CONSUMERS this year were not able to enjoy much of their high take-home pay, as the high inflation rate took a heavy toll on their finances.
“Filipinos continue to tighten their belts,” said retailer Robert Go, president of Philippine Retailers Association-Cebu Chapter.
This is amid the government’s effort to exempt those with annual taxable income below P250,000 from paying personal income taxes, while the rest of the taxpayers, except the richest, will see lower tax rates ranging from 15 percent to 30 percent by 2023, under the first package of the Tax Reform for Acceleration and Inclusion (Train) Law, which took effect at the start of 2018.
For small business owners, 2018 was a slow year for them, as they had to contend with big competitors.
A sari-sari store owner for 13 years, Elizabeth Cabahug, 72, would earn more than P1,000 from her sari-sari store in Liloan in past years.
“Now, it’s just P300 a day. This was after a big mall opened, and it was accessible to the residents in the barangay,” she told SunStar Cebu.
Cabahug, who sells a variety of grocery items, from milk to soap, said most of the products became more expensive.
“Before, I would sell reams of cigarettes. Now I only sell two packs because it’s too pricey, and only my loyal patrons would buy from my store,” she said.

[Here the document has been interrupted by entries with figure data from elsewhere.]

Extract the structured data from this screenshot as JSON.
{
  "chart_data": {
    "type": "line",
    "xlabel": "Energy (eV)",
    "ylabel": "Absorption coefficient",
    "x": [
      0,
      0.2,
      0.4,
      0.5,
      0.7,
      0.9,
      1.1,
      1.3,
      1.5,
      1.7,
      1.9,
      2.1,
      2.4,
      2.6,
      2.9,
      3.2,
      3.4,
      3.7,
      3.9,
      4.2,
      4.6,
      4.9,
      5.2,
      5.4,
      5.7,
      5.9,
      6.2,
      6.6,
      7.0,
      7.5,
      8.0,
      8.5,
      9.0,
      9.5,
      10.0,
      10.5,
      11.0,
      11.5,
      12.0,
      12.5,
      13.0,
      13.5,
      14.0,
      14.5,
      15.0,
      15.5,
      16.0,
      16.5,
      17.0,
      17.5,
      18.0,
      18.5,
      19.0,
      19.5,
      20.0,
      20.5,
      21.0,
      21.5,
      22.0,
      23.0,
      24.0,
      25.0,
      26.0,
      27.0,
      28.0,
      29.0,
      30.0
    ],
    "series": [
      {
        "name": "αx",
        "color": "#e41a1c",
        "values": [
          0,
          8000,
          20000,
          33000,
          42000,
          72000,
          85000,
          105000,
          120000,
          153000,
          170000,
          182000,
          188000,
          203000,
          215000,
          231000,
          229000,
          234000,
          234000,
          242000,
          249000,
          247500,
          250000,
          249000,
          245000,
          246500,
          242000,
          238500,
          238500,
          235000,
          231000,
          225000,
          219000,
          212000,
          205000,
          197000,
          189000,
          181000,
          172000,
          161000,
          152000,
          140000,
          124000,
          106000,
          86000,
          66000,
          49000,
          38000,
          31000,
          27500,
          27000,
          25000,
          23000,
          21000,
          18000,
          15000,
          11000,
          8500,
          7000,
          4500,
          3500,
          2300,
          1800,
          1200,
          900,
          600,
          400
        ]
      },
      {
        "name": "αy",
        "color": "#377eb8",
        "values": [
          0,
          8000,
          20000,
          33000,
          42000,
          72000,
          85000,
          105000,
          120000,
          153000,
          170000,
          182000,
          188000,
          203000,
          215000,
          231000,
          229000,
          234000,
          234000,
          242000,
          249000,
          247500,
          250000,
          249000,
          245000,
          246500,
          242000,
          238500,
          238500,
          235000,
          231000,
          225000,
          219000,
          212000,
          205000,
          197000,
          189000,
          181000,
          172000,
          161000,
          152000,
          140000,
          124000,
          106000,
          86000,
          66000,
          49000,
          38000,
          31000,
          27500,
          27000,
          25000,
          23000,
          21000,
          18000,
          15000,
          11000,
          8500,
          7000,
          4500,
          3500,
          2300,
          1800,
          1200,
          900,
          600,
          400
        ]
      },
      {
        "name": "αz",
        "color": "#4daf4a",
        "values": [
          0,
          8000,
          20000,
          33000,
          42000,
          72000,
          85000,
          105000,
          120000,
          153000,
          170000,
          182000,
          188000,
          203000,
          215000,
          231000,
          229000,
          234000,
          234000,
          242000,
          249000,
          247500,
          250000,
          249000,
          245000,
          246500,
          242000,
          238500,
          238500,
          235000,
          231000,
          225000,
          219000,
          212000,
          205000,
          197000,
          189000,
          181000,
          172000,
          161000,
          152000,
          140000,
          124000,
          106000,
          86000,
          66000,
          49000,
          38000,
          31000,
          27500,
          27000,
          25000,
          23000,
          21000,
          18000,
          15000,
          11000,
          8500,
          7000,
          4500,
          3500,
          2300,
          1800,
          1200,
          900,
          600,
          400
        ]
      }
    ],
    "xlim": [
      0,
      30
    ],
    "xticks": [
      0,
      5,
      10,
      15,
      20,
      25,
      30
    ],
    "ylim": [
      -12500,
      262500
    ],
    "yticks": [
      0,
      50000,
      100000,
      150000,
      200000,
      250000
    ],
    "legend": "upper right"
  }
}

She said there were only two sari-sari stores in the area before, but now, the competitors have tripled.
“We became some sort of a last resort; a back-up when they really need to buy necessities immediately, because they prefer going to the mall and buying it (goods) from there,” she said.
According to Go, retail performance for 2018 seems to have grown in value, but it was flat in quantity or volume.
“Due to inflation, the discretionary income has decreased,” he said.
Inflation is the rate at which the general level of prices for goods and services is rising and, consequently, the purchasing power of currency is falling.
Central Visayas suffered a high inflation rate of seven percent in September, which slowed down to six percent in November.
As of November 2018, the country’s year-to-date inflation averaged 5.2 percent.
This is 1.2 percentage points above the high end of the government’s inflation target range of two to four percent, but slightly below the 5.3 percent emerging forecast of the Bangko Sentral ng Pilipinas (BSP) for 2018.
According to Go, the retail community saw a shift of preference to lower priced goods instead of premium brands.
Food consumption though, remains the same, but the purchase of non-food items has declined. People bought staples while personal goods like garments, household items, furniture appliances dropped in sales, he said.
Go, who runs the chain of Prince Hypermart stores, also noted that sales of beverages declined, as well as sales in tobacco, liquor and sugary drinks. The Train law also imposed an excise tax on sugary drinks and tobacco.
“Apparently, the slowdown is attributed to lower household spending in food and necessities. Prices continue to rise 6.3 percent in the third quarter,” said the PRA- Cebu official.
“Consumer confidence declined due to decreasing readiness to spend,” he noted.
Liezel Sollano, who runs a catering service, also noticed a decline in orders.
Sollano said that from 2015 to 2016, they would even hire helpers to assist during functions. But now, she does all the cooking herself.
“Mostly, it will be short orders from my clients who always came back to avail of our catering services. There were only two catering companies before. But now, there are a lot, and some of my customers already went to them,” she said.
She said even if that was the case, occasional orders still keep her busy, especially during peak seasons like Christmas.
Sollano said they also increased the rate per head because of the increase of the prices of ingredients.
“From the vegetables to the meat, prices really went up. So we had to add the charges for our services,” she said.
From their past rate of P220 per head, it now costs P230.
“Good thing that I still have my suki, who would often avail themselves of my services for about four events in a year. So in a way, the income can still suffice,” she said.
During the Cebu leg of the government’s consultative Sulong Forum, Bangko Sentral ng Pilipinas Deputy Governor Diwa Guinigundo explained that inflation for the past 10 months has been supply-driven, with the increase in oil prices in the global market as one of the major contributors.
But he noted that they are not expecting the inflation rate this year to be replicated in 2019 and 2020.
He anchored the BSP’s outlook on recent developments, both in external and internal fronts, which have shown signs of improvement.
Guinigundo explained they are seeing prices of fuel in the world market going down, the impact of Train tapering off, stable rice supply in the market, and government implementing mitigating measures to temper inflation.
The BSP official said they expect consumer spending in the last quarter of the year to remain robust.
“This reflects the result of the consumer expectation survey that showed consumers are now more optimistic in the last quarter of the year, precisely because of the holiday, start of the harvest season and the implementation of public and private projects, which all mean jobs,” said Guinigundo.
The BSP emphasized that despite the domestic pressures and softening in the global market, the country is poised to continue its healthy growth story.
He said the country has enough buffers for the next 10 years for it to grow inclusively and continue its growth momentum.
Filipinos, he said, can bank on the country’s positive economic growth in the last 76 consecutive quarters or 19 consecutive years, a testament to its resilience amid global and domestic pressures.